We are not building a new Carnegie Hall in NYC. We are building a huge center within eyeshot of the Rotunda that will look like a total aberration if completed as is. I hope the Board listens to the differing opinions and modifies the structure.

Also, conspicuously absent in the discussion is how the massive operating and personnel expenses that will be added to the UVA annual budget to support this $100 million investment will be paid for. Where will the revenues come from? Yet another tuition increase, UVIMCO investment earnings? Does the BOV think there is an unlimited bucket of money from parents and investments to pay for the endless increases in bureaucratic expenses?

Martin Anthony Senell
Martin Anthony Senell
1 month ago

Good for Ryan this time. I speak as an architect. The building should be contextual. In other words, it should fit into its surroundings. That doesn’t mean it should copy Jefferson’s design but rather it should complement, contribute to, and fit into the world-class architecture of the University and not stick out like a sore thumb.

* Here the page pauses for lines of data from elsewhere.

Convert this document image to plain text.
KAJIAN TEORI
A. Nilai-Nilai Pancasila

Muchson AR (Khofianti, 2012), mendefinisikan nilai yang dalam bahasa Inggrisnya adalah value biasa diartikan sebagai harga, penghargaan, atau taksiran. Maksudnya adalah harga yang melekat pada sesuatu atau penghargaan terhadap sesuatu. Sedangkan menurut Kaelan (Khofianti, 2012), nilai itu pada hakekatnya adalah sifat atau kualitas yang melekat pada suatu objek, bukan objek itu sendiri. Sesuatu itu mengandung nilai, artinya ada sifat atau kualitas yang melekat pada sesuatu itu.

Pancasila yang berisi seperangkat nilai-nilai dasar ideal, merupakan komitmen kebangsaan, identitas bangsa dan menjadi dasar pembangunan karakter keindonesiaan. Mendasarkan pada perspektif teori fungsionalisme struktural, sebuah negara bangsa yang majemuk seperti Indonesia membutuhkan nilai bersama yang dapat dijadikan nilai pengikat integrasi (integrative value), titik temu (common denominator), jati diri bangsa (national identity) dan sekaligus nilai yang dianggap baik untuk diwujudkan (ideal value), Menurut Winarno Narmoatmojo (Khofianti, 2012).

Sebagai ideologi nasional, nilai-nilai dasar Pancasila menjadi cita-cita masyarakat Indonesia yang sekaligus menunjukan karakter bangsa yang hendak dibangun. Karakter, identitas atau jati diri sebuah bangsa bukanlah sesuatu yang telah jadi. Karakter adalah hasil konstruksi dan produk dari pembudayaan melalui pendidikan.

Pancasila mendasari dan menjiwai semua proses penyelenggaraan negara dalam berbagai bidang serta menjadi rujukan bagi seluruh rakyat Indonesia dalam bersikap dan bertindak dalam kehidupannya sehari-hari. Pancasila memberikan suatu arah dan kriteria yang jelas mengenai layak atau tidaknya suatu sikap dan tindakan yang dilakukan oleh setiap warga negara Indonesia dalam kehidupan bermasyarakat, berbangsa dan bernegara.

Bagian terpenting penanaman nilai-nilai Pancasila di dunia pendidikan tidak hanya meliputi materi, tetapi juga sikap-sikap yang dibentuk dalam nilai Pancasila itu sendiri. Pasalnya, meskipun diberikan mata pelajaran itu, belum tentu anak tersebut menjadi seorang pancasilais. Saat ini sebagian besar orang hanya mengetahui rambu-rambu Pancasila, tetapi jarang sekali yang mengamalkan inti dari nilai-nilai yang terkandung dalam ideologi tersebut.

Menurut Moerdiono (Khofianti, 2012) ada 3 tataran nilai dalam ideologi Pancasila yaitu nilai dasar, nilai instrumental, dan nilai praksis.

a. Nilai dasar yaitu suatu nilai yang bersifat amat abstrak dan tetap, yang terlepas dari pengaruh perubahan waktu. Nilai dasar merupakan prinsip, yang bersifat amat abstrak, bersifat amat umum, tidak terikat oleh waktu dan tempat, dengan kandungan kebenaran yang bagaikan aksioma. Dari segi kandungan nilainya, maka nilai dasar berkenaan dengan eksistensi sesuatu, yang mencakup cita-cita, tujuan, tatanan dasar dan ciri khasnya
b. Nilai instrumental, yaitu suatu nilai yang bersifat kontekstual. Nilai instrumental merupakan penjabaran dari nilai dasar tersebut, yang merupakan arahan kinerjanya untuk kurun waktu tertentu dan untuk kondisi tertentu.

There are many buildings on the Grounds that do this. Gotta watch those architects.

Peter LeQuire ‘65 College
Peter LeQuire ‘65 College
1 month ago

I have to disagree with Mr. Ellis-it’s not just about bricks. IMO, that’s one ugly building. Worse than that, attributing of the current, almost mandatory list of “virtues” applied to most proposed public projects, seems to be an attempt to camouflage a sterile, minimalist design.

Karen
Karen
1 month ago

UVA is known for its beautiful campus and architecture. The proposed building is somewhat elegant, but not in the context of the campus. It must be terribly intimidating for architects to be asked to add to the beauty that has stood the test of time there. They need to honor the existing architecture.

Michael Bromley
Michael Bromley
1 month ago

The proposal does not fit with the prevailing architecture of UVA from which there is no reason to deviate. Mr. Jefferson set the tone and that is something that ties the University together.
Hire another architect with respect for this tradition.!
Michael and Rebecca Bromley, Law ‘70

H Medley
H Medley
1 month ago

Diminish the Honor Code; change the traditional architecture of the University, it’s all part and parcel with this uber-privileged generation’s hate of American tradition and what it has always stood for.

Jack Cann
Jack Cann
1 month ago

Agreed on the architectural observations, but world class facility and guest speakers are what we need with open discussion and not Marxist behavior. Many colleges have tried the mixing of architecture, and in virtually every case it is a bust. Still, it sits on campuses worldwide when the mistake should be acknowledged and the building replaced.